By Ntombi Mhlongo
South Africa’s Cabinet was reshuffled on Monday night with President Cyril Ramaphosa announcing a host of new appointments.
The two most anticipated appointments were of the Deputy President following David Mabuza’s resignation and the new minister of electricity. Ramaphosa announced Paul Mashatile as his deputy and Dr Kgosientso Ramokgopa as the minister of electricity.
The axe fell on a few ministers who were regarded as thorns on Ramaphosa’s side such as Lindiwe Sisulu who had announced would contest the ANC’s presidency at the December elective conference.
Another victim of challenging Ramaphosa’s authority and voting with her conscience during Parliament’s Section 189 probe into the robbery at his Phala Phala farm was Dr Nkosazana Dlamini Zuma.

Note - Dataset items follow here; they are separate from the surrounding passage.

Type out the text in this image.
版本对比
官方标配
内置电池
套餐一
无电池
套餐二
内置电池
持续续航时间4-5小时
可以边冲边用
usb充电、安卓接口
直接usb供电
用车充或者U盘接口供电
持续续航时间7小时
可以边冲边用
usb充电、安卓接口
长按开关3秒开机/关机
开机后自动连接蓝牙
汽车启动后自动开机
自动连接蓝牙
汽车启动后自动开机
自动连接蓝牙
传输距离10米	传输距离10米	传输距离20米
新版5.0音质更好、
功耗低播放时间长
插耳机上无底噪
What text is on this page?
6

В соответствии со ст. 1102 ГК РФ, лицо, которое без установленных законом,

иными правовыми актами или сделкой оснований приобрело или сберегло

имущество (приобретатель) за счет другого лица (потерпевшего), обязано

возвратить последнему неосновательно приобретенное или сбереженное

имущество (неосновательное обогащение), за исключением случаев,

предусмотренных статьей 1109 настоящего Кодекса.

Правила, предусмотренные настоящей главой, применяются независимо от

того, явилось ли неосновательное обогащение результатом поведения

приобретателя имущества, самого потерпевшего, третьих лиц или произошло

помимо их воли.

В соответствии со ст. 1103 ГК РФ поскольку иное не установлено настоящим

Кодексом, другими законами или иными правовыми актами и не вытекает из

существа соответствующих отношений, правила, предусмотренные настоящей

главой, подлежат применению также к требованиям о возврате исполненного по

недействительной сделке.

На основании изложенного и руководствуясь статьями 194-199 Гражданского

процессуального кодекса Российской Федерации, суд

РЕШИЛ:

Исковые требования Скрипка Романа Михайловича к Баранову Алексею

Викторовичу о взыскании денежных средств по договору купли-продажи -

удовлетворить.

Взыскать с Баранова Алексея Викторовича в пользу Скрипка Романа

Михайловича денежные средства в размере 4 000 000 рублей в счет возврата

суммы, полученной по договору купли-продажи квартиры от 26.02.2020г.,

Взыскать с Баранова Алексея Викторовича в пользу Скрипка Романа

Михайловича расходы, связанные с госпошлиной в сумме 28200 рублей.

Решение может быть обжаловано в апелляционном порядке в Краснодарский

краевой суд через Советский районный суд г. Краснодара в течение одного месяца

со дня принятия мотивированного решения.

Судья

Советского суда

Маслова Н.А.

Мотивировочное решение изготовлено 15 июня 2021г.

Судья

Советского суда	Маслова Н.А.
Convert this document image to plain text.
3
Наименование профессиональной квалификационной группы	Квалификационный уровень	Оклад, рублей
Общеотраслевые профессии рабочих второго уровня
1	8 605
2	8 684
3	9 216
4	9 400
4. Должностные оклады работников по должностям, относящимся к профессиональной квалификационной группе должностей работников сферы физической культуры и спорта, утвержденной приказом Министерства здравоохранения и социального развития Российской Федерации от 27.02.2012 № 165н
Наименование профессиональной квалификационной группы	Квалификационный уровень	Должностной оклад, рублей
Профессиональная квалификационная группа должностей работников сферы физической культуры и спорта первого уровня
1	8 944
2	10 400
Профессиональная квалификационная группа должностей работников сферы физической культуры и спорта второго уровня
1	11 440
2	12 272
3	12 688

She was removed from her position as the Minister of Cooperative Governance and Traditional Affairs (Cogta) and shipped to the position of Minister in the Presidency for Women, Children and People With Disabilities.
Nathi Mthethwa was given the boot as the Minister of Sports, Arts and Culture and replaced by Zizi Kodwa while Sindisiwe Chikunga would take over from Fikile Mbalula as Minister of Transport. Mbalula was elected as the ANC’s Secretary General during the elective conference, a position that is regarded as a full-time job in the party.
Before making the announcement, Ramaphosa explained that the purpose of the changes was to ensure that the government is properly capacitated and directed to give effect to the commitments made in the State of the Nation Address and the Budget Speech.
“We have said that the people of South Africa want action, they want solutions and they want the government to work for them. All members of the Executive have been directed to focus on those agreed actions that will make a meaningful difference now and will enable real progress within the next year”.
He said he hoped the moves would lay a foundation for a sustained recovery into the future.
“All parts of government are focused on addressing those issues that concern South Africans the most: load shedding, unemployment, poverty and the rising cost of living, and crime and corruption,” the President said.
He said understanding that just over one year remains in the term of this 6th administration, these changes are not about overhauling the National Executive.
Instead, he said the changes are intended to fill vacancies that have occurred in the Executive and to direct government more effectively towards the areas that require urgent and decisive action.
Regarding the Minister of Electricity, the President said his primary task will be to significantly reduce the severity and frequency of load shedding as a matter of urgency.
“To effectively oversee the electricity crisis response, the appointed Minister will have political responsibility, authority and control over all critical aspects of the Energy Action Plan. This will help to deal with the challenge of fragmentation of responsibility across various departments and ministers which, while appropriate under normal circumstances, is not conducive to crisis response,” said Ramaphosa.
While South Africans were calling for the removal of certain ministers, they managed to dodge the bullet. The ministers that survived the axe include Public Enterprises Minister Pravin Gordhan and Police Minister Bheki Cele.
Read More: Ramaphosa rejects David Mabuza’s resignation
The two have been under severe scrutiny over the past few months. Gordhan on his side has been blamed for the collapse of the country’s State-Owned Enterprises which include the dysfunctional Eskom.
He faced further outrage when it emerged he sold the country’s carrier, SAA to a consortium for E51. Cele on the other hand has been struggling to arrest the increasing crime rate in the country.
The quarterly stats have painted a country run by criminals. Cases such as murder, rape and hijacking have been on the increase under his watch. Many South Africans believe he is failing in his portfolio.